The threat does not come from new relationships between Sunni extremists and alien smugglers, but from increased use of already existing networks, explained Joel Vargas, head of Continent Security Services and a consultant to law enforcement agencies. In an email statement, he warned that “existing smuggling networks from Central America are increasing their access.”
“Our Sunni illegal migration coming from [Latin America] is very small,” Vargas admitted. But “on the other hand, they can use the networks set up by the Shia.” He reported that law enforcement agencies have intercepted immigrants coming from Asia but have not been able to determine if they are extremists.
Next Page: Hezbollah in Latin America?
Vargas authored a report warning that the Iran-backed Shiite terror group Hezbollah has ties to Latin America through Lebanese expatriates. The terror group recently increased its supply of arms and training to various groups in the region. “Hezbollah’s current goals appear to be focused on accruing resources rather than conducting offensive operations, however the group’s growing capabilities are still a clear threat to regional U.S. interests,” according to the report.
“Iran’s involvement in Latin America is also increasing, and Hezbollah will likely be able to use these budding political and economic ties as cover for its operations.”
Vargas pointed to Guatemala as a weak link for security services, noting that a sophisticated smuggling operation in that country has been capable of moving immigrants into the United States from Africa and other countries for the past six years.
This bolsters a June report from the Washington Times that an immigrant-smuggling network centered in Brazil helped sneak illegal aliens from Middle Eastern countries to the U.S., including at least one Afghan with links to a terror plot in North America. At least a dozen Middle Easterners reached the Americas through this smuggling ring, including Palestinians and Pakistanis.

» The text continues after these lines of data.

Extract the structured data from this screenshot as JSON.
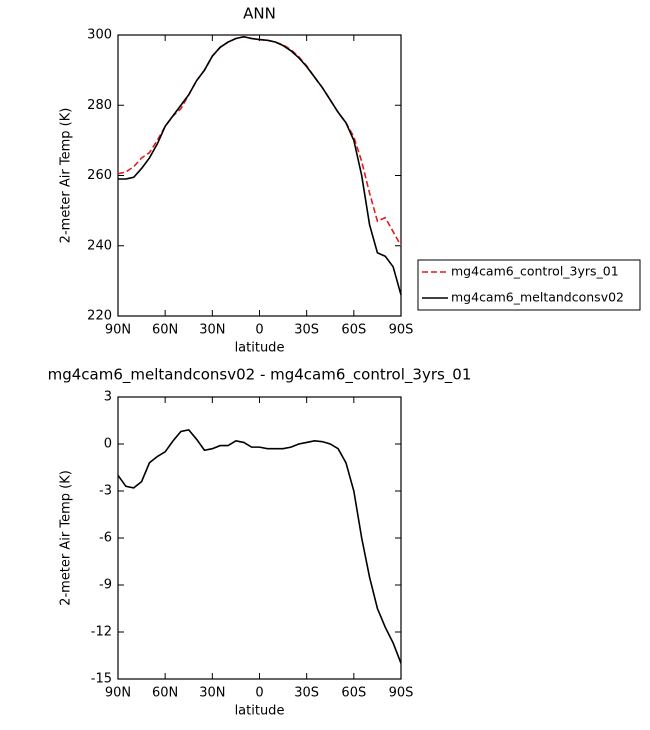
{
  "chart_data": [
    {
      "type": "line",
      "title": "ANN",
      "xlabel": "latitude",
      "ylabel": "2-meter Air Temp (K)",
      "x": [
        90,
        85,
        80,
        75,
        70,
        65,
        60,
        55,
        50,
        45,
        40,
        35,
        30,
        25,
        20,
        15,
        10,
        5,
        0,
        -5,
        -10,
        -15,
        -20,
        -25,
        -30,
        -35,
        -40,
        -45,
        -50,
        -55,
        -60,
        -65,
        -70,
        -75,
        -80,
        -85,
        -90
      ],
      "xlim": [
        90,
        -90
      ],
      "xticks": [
        {
          "value": 90,
          "label": "90N"
        },
        {
          "value": 60,
          "label": "60N"
        },
        {
          "value": 30,
          "label": "30N"
        },
        0,
        {
          "value": -30,
          "label": "30S"
        },
        {
          "value": -60,
          "label": "60S"
        },
        {
          "value": -90,
          "label": "90S"
        }
      ],
      "ylim": [
        220,
        300
      ],
      "yticks": [
        220,
        240,
        260,
        280,
        300
      ],
      "legend": "right",
      "series": [
        {
          "name": "mg4cam6_control_3yrs_01",
          "color": "#e41a1c",
          "style": "dashed",
          "values": [
            260.5,
            261,
            262.5,
            265,
            266.5,
            270,
            274,
            277,
            279,
            283,
            287,
            290,
            294,
            296.5,
            298,
            299,
            299.5,
            299,
            298.7,
            298.5,
            298,
            297.2,
            295.8,
            293.8,
            291.2,
            288,
            285,
            281.5,
            278,
            275,
            271,
            264,
            255,
            247,
            248,
            244,
            240
          ]
        },
        {
          "name": "mg4cam6_meltandconsv02",
          "color": "#000000",
          "style": "solid",
          "values": [
            259,
            259,
            259.5,
            262,
            265,
            269,
            274,
            277,
            280,
            283,
            287,
            290,
            294,
            296.5,
            298,
            299,
            299.5,
            299,
            298.7,
            298.5,
            298,
            297,
            295.5,
            293.5,
            291,
            288,
            285,
            281.5,
            278,
            275,
            270,
            260,
            246,
            238,
            237,
            234,
            226
          ]
        }
      ]
    },
    {
      "type": "line",
      "title": "mg4cam6_meltandconsv02 - mg4cam6_control_3yrs_01",
      "xlabel": "latitude",
      "ylabel": "2-meter Air Temp (K)",
      "x": [
        90,
        85,
        80,
        75,
        70,
        65,
        60,
        55,
        50,
        45,
        40,
        35,
        30,
        25,
        20,
        15,
        10,
        5,
        0,
        -5,
        -10,
        -15,
        -20,
        -25,
        -30,
        -35,
        -40,
        -45,
        -50,
        -55,
        -60,
        -65,
        -70,
        -75,
        -80,
        -85,
        -90
      ],
      "xlim": [
        90,
        -90
      ],
      "xticks": [
        {
          "value": 90,
          "label": "90N"
        },
        {
          "value": 60,
          "label": "60N"
        },
        {
          "value": 30,
          "label": "30N"
        },
        0,
        {
          "value": -30,
          "label": "30S"
        },
        {
          "value": -60,
          "label": "60S"
        },
        {
          "value": -90,
          "label": "90S"
        }
      ],
      "ylim": [
        -15,
        3
      ],
      "yticks": [
        -15,
        -12,
        -9,
        -6,
        -3,
        0,
        3
      ],
      "series": [
        {
          "color": "#000000",
          "style": "solid",
          "values": [
            -2,
            -2.7,
            -2.8,
            -2.4,
            -1.2,
            -0.8,
            -0.5,
            0.2,
            0.8,
            0.9,
            0.3,
            -0.4,
            -0.3,
            -0.1,
            -0.1,
            0.2,
            0.1,
            -0.2,
            -0.2,
            -0.3,
            -0.3,
            -0.3,
            -0.2,
            0,
            0.1,
            0.2,
            0.15,
            0,
            -0.3,
            -1.2,
            -3,
            -6,
            -8.5,
            -10.5,
            -11.7,
            -12.7,
            -14
          ]
        }
      ]
    }
  ]
}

Illegal immigration to the United States can cost $400 per person. The price includes transportation, smuggling contacts, and instructions on how to cross the U.S. border illegally.
National Intelligence Director James Clapper testified in February that Islamic State terrorists would try to infiltrate the U.S. by posing as immigrants. He warned that they have already taken “advantage of the torrent of migrants to insert operatives into that flow,” and “are pretty skilled at phony passports so they can travel ostensibly as legitimate travelers as well.”
This report proves that conservative worry about terrorists posing as immigrants is indeed justified, and that Trump’s suggestion of building a wall across the southern border is less far-fetched than many thought. Even so, no one policy is a silver bullet.